Meeting Stretch Rayner changed the course of my life.

I was 29 and had no strength, no mobility, I felt disconnected from myself and my lifestyle was leading me to an early death (sleeping an average of 3 hours per night, working 15 and eating desserts exclusively).

At the time he co-owned a Crossfit box in one of the new hip areas in London, the prices were prohibitive but I had decided to make a change and invest in my health and well-being. I started attending the 6 am classes, which meant I kept sacrificing sleep to be able to get my daily dose of movement, and I did that for a while: I got stronger fast, like all beginners do, and I got injured equally quickly. I used to be under the impression that rest was not necessary and that training was all about pushing harder every day, the way beginners mindset. It took many injuries and setbacks to rethink that belief.

One trait distinguished Stretch from all the other coaches in the gym: he was not ashamed to show vulnerability. There were things he was good at, yet he would spend a considerable amount of time practicing what he struggled at. He was the owner and head coach of a successful gym, and there he was kicking and falling out of handstands dozens of times,chasing tennis balls and face planting many times a day. I came from a family with a closed mindset who ingrained in me the idea that we should only focus on skills we are naturally talented for, that failure is shameful and that it’s always too late to start anything.

Stretch inspired me to change, to fail so I could succeed and to keep trying. One feature that distinguished the gym from most others was the quality of the programme design, and Stretch was in charge of that. The training phases would follow cycles, focus on different aspects of physical development and show progressions for beginners, intermediate and advanced athletes. I made astonishing gains following the classes and figured that if he could make me achieve that much with a general group programme he could help me much more designing a programme that was tailored around my specific strengths and weaknesses. One day I found the courage to walk up to him and say the unthinkable: “I want a muscle-up.” He said: “How about we get you one pull-up first?” It sounded good to me.

That’s how my journey began.

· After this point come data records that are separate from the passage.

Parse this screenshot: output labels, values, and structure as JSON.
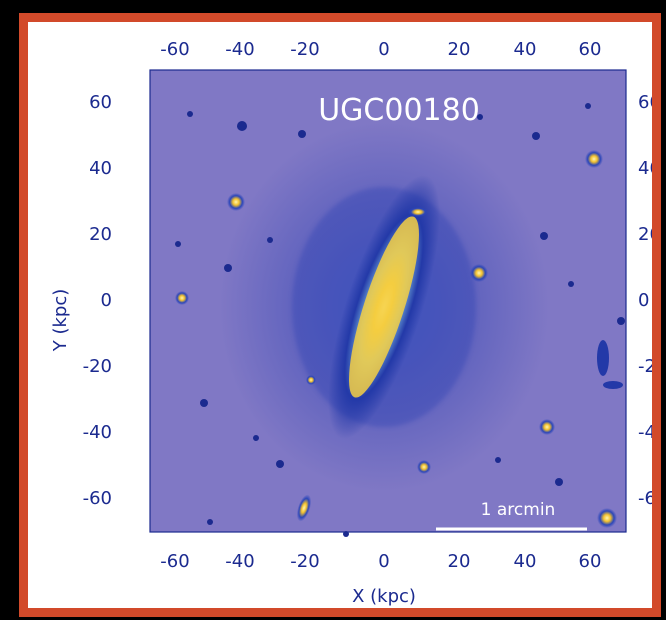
{
  "image": {
    "title": "UGC00180",
    "scale_bar_label": "1 arcmin",
    "x_axis_label": "X (kpc)",
    "y_axis_label": "Y (kpc)",
    "x_ticks": [
      "-60",
      "-40",
      "-20",
      "0",
      "20",
      "40",
      "60"
    ],
    "y_ticks": [
      "60",
      "40",
      "20",
      "0",
      "-20",
      "-40",
      "-60"
    ],
    "colors": {
      "frame_border": "#d24a2a",
      "background_sky": "#8f82c9",
      "deep_blue": "#1b2a8f",
      "galaxy_core": "#f2c12e",
      "galaxy_halo": "#6fa6d8"
    }
  }
}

I left group classes for ever and focused on my goals. Stretch gave me everything I ever wanted and everything I had never even dared dreaming of: rings routines and pike rope climbs, front splits and thoracic spine extension (probably the single most useful tool for everything gymnastic-related) and above all the possibility to change and improve. I have been training with him for years now, my journey has not been linear and I did get injured again and again. Stretch has been rehabbing me and making me stronger again, and he’s always been there for me, even after moving to the other side of the world.

Stretch is everything I could possibly look for in a coach: he’s knowledgeable, caring and passionate. I never had another coach so I couldn’t compare him to anybody else, but again I am so lucky that I found the very best on first attempt.